In our experiment of matrix multiplication, Julia’s speed is comparable to C/C++. However, the low learning curve, clean syntax, as well as support to GPU programming libraries such as CUDAnative (18) and CuArrays (19) affords much lower programming efforts than C/C++. Compared with writing GPU functions in C/C++, writing in Julia is cleaner and easier because it requires much less boilerplate code. Below is some code snippets to demonstrate GPU code, calling a library or writing a custom kernel in Julia. The first example illustrates how to call CUBLAS from Julia, and the second example shows how to write a custom kernel in Julia. For the reason of page limitation, we will not show the corresponding C code. An example of using CuBLAS with C can be found online (20).

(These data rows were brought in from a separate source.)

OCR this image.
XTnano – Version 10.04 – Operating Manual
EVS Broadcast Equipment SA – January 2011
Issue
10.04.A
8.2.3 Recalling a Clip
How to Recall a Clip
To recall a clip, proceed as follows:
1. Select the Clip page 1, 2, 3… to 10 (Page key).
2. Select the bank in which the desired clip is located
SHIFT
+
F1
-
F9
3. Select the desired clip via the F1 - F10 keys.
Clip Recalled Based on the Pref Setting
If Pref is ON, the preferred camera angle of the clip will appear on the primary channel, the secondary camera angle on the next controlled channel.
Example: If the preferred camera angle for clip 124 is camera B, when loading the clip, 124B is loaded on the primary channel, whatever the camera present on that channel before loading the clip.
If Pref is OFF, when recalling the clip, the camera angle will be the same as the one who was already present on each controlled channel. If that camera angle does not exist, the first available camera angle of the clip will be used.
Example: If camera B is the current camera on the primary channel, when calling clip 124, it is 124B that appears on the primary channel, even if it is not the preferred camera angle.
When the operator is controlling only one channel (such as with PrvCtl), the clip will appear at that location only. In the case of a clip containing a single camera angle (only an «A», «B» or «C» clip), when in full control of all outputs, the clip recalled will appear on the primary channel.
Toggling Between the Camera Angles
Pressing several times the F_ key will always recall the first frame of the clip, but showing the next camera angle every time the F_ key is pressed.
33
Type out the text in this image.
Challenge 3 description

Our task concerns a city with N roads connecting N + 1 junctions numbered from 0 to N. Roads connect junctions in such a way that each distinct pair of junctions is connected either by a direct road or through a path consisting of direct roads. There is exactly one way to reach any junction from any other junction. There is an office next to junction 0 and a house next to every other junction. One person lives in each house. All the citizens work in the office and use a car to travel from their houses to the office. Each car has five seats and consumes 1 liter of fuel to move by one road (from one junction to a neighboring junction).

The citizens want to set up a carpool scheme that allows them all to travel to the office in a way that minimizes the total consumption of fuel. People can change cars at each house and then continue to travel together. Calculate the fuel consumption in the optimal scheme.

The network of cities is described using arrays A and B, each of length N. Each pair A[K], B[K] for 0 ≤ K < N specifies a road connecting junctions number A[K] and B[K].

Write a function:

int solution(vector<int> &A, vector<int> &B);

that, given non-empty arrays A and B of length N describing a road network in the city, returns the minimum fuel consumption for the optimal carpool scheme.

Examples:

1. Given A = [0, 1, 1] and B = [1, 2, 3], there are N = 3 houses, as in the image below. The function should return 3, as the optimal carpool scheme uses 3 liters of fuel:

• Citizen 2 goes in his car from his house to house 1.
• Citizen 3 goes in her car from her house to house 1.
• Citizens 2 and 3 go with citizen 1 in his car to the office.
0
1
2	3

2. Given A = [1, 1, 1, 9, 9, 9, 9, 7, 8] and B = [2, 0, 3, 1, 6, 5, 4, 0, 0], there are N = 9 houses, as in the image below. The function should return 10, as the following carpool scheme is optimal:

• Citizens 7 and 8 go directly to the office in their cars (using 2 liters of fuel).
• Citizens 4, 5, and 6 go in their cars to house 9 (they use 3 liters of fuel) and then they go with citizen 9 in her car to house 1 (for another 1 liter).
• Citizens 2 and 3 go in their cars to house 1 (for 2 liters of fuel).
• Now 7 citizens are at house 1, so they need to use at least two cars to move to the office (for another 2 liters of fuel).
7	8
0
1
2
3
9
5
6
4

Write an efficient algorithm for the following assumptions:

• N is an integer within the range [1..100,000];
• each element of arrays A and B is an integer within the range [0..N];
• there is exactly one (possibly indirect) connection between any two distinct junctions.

### G. Software Availability

The source code for this package is publicly available on Github as the LMGPU Julia package: https://github.com/senresearch/LMGPU.jl. This repository contains three folders: *data, src* and *test*. Using Julia language and running `test.jl` in *test* folder will run our method using either the spleen data or hippocampus data in *data* folder. Thes package uses openBLAS and CUDA10.1. To use this package, one needs to have a Nvidia GPU in the test machine, and have the Julia executable, open-BLAS and CUDA libraries installed.

### H. Platform

Our platform for computation:

Hardware:

CPU: Intel Xeon Gold 6148; 40 cores @ 2.40GHz, 192GB

GPU: Tesla V100-PCIE; 5120 Cores @ 1380 MHz, 16GB

Software:

Programming environment: Julia; CentOS 7

Libraries: CUDA v10.1 and cuBLAS; OpenBLAS

Profilers: Julia Profiler; nvprof

## Conclusion

We examined the effectiveness of using GPUs for speeding up eQTL scans in the BXD family of recombinant inbred lines. We investigated the effect of different matrix size and shape on GPU speed up for matrix multiplication. Closer to a square matrix [WHICH MATRIX IS SQUARE] wins the best speedup over CPU when matrix multiplication is implemented on GPU. With the maximum total input data size of 16 GB, matrix multiplication is up to 5 times faster on GPU than on 16 threaded CPUs. Our LMGPU package takes advantage of GPU’s massive parallel computing power, Julia’s elegant syntax, fast performance for quick prototyping, and performance-minded implementation in one language. LMGPU also uses various techniques such as multi-threaded operations and finding the maximum LOD score on GPU to achieve close to real-time genome scan. We are able to run genome scan for the spleen data in 0.06 seconds and one for the hippocampus data with over one million traits in 3 seconds. As a backend for the GeneNetwork web service, LMGPU will enable researchers to do real-time interaction with the data. It can also be used as a stand-alone Julia package for running eQTL scans.

The LMGPU package also has some limitations. Currently the best speed up of GPU uses an algorithm that finds the maximum LOD score to minimize data transfer between GPU and CPU, which was the bottleneck for our LM algorithm. For those who are interested in the whole matrix of LOD scores using the CPU alone might be the best option. LMGPU also only supports 1-degree freedom test currently, with no missing data in input dataset; any missing data has to be handled in pre-processing and will add to the computation time. Currently the the LOD scores are fit using a linear model; for many problems a linear mixed model (LMM) (21) is of interest. We expect to build on the current work to tackle that problem in the future.